The ELN quickly denied the reports, and when InSight Crime spoke to a highly-placed intelligence source in the Colombian military months later, the source said Pablito is alive and in El Nula, Apure — the same town where he was managing operations when InSight Crime visited in 2011.
Dead or alive, Pablito’s legacy will endure. Pablito played a central role in the ELN’s transition into a binational group in the border region. And he was the most important driving force behind an expansion that saw the ELN replace the FARC as arguably the most powerful armed group not only in Colombia but also in Venezuela.
In Venezuela, InSight Crime has mapped the presence of ELN operations in 40 municipalities in 8 states, more than double the 11 municipalities in four states where we have confirmed the presence of FARC dissidents, and far more than any other illegal armed group in the country.
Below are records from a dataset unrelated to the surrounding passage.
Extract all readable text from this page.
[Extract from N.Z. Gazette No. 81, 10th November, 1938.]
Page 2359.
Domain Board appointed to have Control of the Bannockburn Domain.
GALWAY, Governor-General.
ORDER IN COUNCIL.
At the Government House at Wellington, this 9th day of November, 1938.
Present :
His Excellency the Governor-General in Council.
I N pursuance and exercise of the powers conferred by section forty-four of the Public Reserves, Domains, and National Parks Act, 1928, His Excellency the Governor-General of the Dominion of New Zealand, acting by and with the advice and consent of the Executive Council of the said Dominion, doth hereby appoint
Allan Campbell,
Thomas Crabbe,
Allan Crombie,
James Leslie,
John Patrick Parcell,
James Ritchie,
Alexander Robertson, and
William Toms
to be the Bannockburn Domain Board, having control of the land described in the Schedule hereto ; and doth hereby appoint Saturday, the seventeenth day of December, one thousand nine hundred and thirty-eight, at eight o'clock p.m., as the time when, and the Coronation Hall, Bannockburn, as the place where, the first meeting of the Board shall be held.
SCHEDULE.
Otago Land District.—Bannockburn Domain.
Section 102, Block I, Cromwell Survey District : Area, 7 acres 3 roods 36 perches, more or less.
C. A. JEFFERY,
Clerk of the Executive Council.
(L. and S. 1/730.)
The ELN is in the process of establishing a chokehold on the border. With a presence in 19 out of the 20 Venezuelan municipalities that border Colombia, including every border municipality in the states of Zulia, Amazonas, and Táchira, it controls more clandestine border crossings, drug production zones, and smuggling routes than anyone else, including the Venezuelan state. And it is establishing a foothold in the interior. InSight Crime has also traced its presence to 10 municipalities in four states outside of the border region, including in the gold mines of Bolívar.
Control of these regions means the chance to profit from the criminal economies they contain, and InSight Crime investigations have confirmed the ELN’s active participation in drug trafficking, illegal mining, extortion, and contraband smuggling in Venezuela.